A new state-of-the-art teaching centre for health and medical students has opened its doors at the University of Worcester.
Named after Elizabeth Garrett Anderson, the first woman to qualify as a physician and surgeon in the UK, the building provides outstanding facilities for the University’s health students as well as becoming the home of the University’s new Three Counties Medical School, which will welcome its first cohort of students this September.
Formerly home to the Worcester News and Berrows Journal, the iconic building, nestled on the banks of the River Severn, has undergone a complete transformation over the past 12 months, from drab concrete to a beautiful golden colour which restores its elegant lines.
Inside, the space has been transformed with a new atrium, simulated GP consultation rooms, light and spacious social learning spaces and a café with indoor and outdoor seating. The space which once housed the giant printing press is now home to a stunning new anatomy suite with high-tech equipment for students to learn about the human body and perform procedures in a controlled environment. The new facilities complement the existing clinical simulation suite at St John’s Campus.
Professor David Green CBE DL, Vice Chancellor and Chief Executive at the University, said: “We are delighted that this new facility is complete and ready for use by our health students, including our new medical students starting in September. I would like to express my sincere thanks to all the partners who have supported us, including the Clive Richards Foundation, the Kildare Trust, our local NHS partners, Worcester Town’s Fund and the office for Students.”
Professor Sally Moyle, Pro Vice Chancellor Health and Science, said up to 1,500 health students would be using the new building each week.
“These students, studying nursing, medicine, midwifery, physiotherapy, occupational therapy, paramedicine and more will be the backbone of tomorrow’s NHS,” she said. “The University has been investing in high quality health courses for over 20 years because we know just how badly the country needs these graduates.”
In keeping with the University’s commitment to sustainability, the refurbishment has been completed to outstanding environmental specifications, achieving a Gold SKA environmental rating from the Royal Institution of Chartered Surveyors. The gold-coloured inert copper alloy cladding the exterior is an efficient, long lasting-material providing a weather tight covering to a thick layer of insulation making the building inexpensive to heat or to cool depending on the season.
Erik Dirdal, Civil and Structural Engineering Director at BDP, said: “This project is an excellent example of how careful repurposing and retrofitting of existing buildings can provide state-of-the-art, sustainable and accessible new facilities that, in this case, will educate students for generations to come. By taking this approach, we avoided the need for significant carbon-intensive demolition work and ensured this iconic building provides a lasting legacy for the university.”

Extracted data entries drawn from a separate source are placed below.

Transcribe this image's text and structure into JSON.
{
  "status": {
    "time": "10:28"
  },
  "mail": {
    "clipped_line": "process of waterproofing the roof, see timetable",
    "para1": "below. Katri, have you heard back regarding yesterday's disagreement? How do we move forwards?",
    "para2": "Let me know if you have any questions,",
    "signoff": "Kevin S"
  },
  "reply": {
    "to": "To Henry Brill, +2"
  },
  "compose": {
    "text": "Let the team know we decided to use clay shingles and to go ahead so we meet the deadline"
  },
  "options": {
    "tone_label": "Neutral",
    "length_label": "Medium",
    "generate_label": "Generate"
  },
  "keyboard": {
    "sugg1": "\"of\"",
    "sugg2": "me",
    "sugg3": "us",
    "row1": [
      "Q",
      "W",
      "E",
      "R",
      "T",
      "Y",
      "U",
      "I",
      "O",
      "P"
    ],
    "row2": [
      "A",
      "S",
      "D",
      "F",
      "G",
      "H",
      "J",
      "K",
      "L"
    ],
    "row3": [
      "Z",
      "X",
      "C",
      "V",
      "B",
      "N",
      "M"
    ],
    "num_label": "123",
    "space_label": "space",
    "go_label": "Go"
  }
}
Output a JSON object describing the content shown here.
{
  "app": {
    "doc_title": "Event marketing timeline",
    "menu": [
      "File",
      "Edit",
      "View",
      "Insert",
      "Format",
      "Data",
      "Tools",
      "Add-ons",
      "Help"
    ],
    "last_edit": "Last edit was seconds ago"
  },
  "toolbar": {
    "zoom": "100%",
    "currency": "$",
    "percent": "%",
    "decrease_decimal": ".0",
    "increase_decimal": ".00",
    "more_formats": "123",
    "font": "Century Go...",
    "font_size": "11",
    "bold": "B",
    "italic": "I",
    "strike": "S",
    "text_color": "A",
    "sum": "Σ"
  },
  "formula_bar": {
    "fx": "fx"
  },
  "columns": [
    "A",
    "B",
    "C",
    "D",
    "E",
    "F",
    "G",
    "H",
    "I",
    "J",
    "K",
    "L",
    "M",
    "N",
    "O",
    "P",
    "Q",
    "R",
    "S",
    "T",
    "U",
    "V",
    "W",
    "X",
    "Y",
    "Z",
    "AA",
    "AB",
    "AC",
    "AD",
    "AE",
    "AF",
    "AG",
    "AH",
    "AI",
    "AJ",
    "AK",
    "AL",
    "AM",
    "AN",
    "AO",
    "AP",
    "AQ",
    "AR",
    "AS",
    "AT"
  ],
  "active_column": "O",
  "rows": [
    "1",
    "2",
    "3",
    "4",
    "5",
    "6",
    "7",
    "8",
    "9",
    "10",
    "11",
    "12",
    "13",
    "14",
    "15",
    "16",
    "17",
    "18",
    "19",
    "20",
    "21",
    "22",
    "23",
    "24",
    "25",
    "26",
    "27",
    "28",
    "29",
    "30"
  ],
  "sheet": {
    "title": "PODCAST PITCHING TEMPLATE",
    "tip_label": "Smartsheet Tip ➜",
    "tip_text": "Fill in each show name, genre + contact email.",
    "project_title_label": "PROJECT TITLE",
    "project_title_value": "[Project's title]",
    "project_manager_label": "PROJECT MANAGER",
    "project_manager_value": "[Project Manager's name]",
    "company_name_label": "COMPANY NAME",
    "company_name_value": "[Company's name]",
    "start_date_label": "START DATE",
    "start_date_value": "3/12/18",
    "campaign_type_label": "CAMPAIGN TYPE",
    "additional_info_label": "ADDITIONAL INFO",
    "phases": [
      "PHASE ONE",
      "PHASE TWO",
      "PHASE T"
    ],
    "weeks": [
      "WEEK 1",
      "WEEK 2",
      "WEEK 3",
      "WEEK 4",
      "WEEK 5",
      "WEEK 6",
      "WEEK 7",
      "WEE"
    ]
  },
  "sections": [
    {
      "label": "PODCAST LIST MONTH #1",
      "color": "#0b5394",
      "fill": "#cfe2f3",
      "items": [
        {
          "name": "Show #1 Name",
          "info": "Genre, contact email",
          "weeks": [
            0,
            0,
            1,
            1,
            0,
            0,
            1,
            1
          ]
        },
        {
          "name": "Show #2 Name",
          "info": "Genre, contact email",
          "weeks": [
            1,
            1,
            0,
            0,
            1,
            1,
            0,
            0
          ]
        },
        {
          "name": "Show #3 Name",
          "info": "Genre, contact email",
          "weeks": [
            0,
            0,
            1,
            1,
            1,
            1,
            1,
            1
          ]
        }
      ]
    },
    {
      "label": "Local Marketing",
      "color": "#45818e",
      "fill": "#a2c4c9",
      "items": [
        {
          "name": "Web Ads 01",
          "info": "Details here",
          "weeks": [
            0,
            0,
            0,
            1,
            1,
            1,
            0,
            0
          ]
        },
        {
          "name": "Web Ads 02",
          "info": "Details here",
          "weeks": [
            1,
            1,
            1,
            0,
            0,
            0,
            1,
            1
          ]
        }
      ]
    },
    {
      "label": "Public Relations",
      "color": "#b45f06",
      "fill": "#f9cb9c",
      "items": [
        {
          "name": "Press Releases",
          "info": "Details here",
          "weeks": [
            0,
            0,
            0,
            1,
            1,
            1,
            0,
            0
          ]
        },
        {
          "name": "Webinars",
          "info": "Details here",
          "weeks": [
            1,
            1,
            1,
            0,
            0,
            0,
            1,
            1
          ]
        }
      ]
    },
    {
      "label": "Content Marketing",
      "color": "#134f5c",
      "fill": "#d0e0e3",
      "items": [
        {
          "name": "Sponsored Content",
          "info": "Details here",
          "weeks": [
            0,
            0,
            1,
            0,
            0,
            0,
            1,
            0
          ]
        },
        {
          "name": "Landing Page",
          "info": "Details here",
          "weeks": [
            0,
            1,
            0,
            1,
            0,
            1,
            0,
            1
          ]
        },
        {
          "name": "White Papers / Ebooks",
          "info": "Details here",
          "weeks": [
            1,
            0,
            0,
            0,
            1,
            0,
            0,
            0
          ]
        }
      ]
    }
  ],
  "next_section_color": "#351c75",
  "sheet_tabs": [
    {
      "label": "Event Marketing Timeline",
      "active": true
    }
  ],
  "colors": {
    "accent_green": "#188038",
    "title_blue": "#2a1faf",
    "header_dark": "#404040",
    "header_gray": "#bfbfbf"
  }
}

The building forms part of the University’s new Severn Campus for Health, Wellbeing and Inclusive Sport, which has seen the University regenerate a largely derelict riverside industrial estate.
Further exciting developments on the new campus are planned, including the world’s first inclusive cricket centre in partnership with the England and Wales Cricket Board, while a further building for teaching the ever-expanding number of health students at the University is also planned for construction in 2024.
The whole campus is being opened up with new cycle and pedestrian facilities, car parking and 100 electric vehicle points which are all available for public use, as is the café in the Elizabeth Garrett Anderson building.